After the furnaceful of metal had all flowed forth, we prepared to plug that tap.

I went over to the other side of the tap hole, and picked up a piece of sheet iron. A shallow puddle of iron was still molten in the runway. The tap hole was crusting over with cooling iron, still aglow. I dropped the sheet iron over the runway. The helpers came up behind and dropped others.
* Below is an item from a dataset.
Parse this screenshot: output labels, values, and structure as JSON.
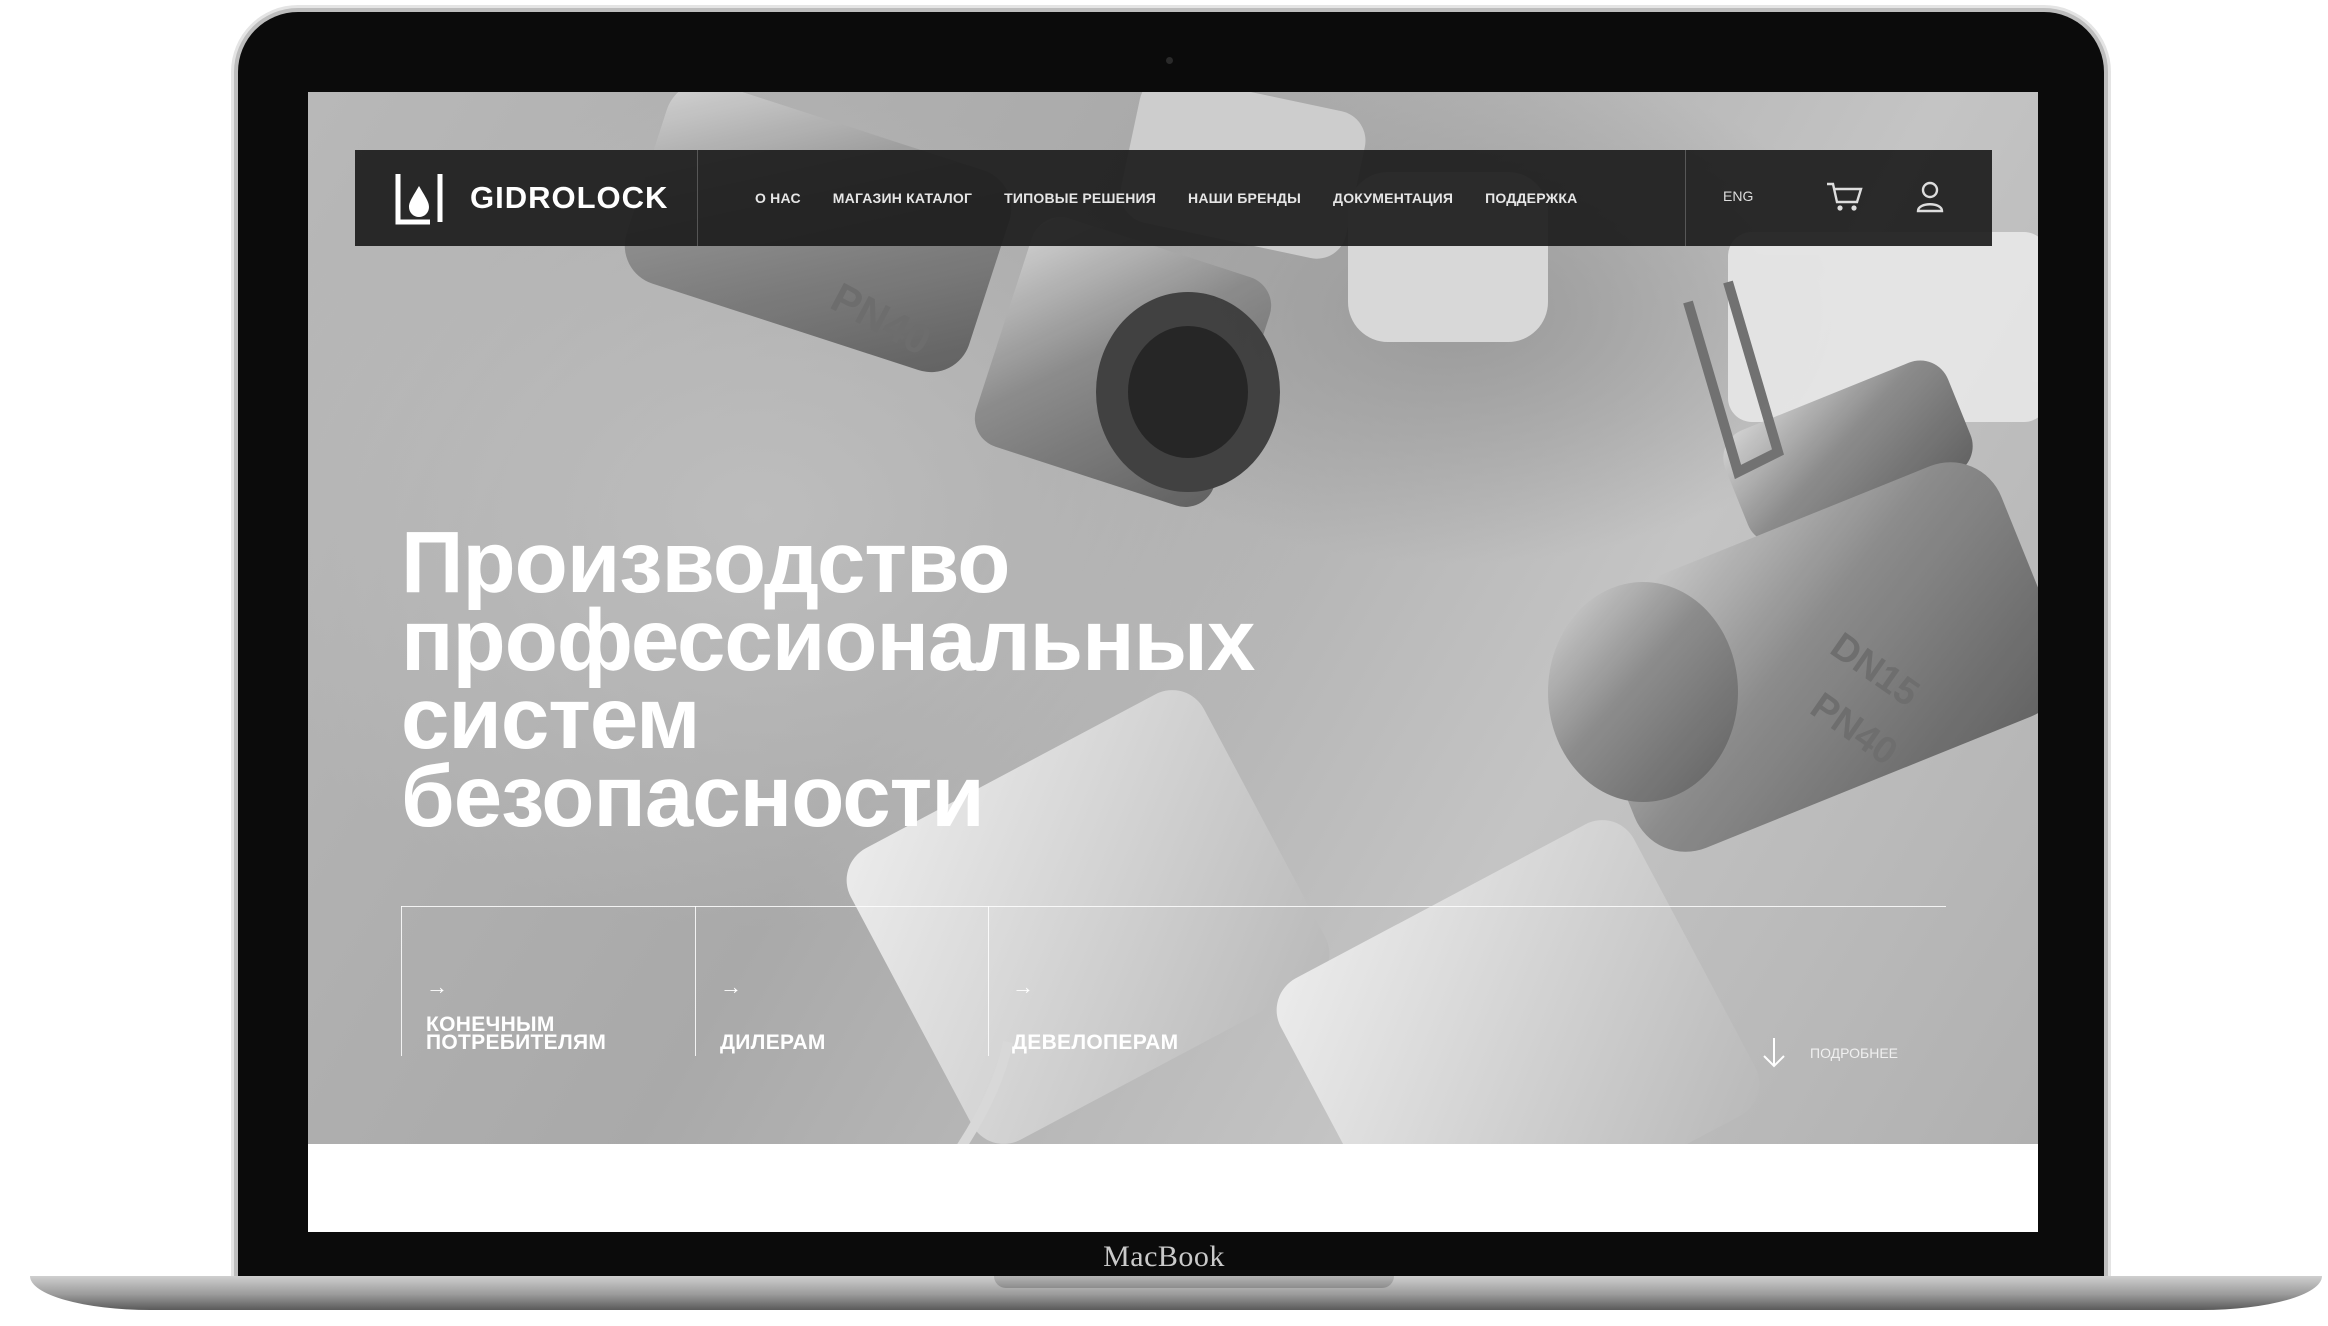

"Hey, you," said the keeper summoning a helper. They swung out the "mud gun" on a kind of crane and pointed its muzzle into the glowing aperture. It was a real gun, looked like a six-inch fieldpiece, but fired projectiles of mud by steam instead of powder.

"Quick," said the keeper.

I pushed a wheelbarrow towering with mud up to the sheet iron; then, with a long scoop-shovel standing against the furnace, shoveled mud in the gun. The keeper stood almost over the runway with only the rapidly heating sheet-iron between himself and the liquid-metal puddle beneath. He operated a little lever that shot mud charges by steam into the hole. Every time he shot the gun, I took a new scoop of mud. We worked as fast as our arms let us. Some of the helpers kick at this part of their duties, but it is cooler by several degrees than the open-hearth, and thinking of those sizzling nights lightens it for me. Besides, it has excitement and requires a streak of skill.

I spent several days with young Lonergan helping the water-tender, Ralph.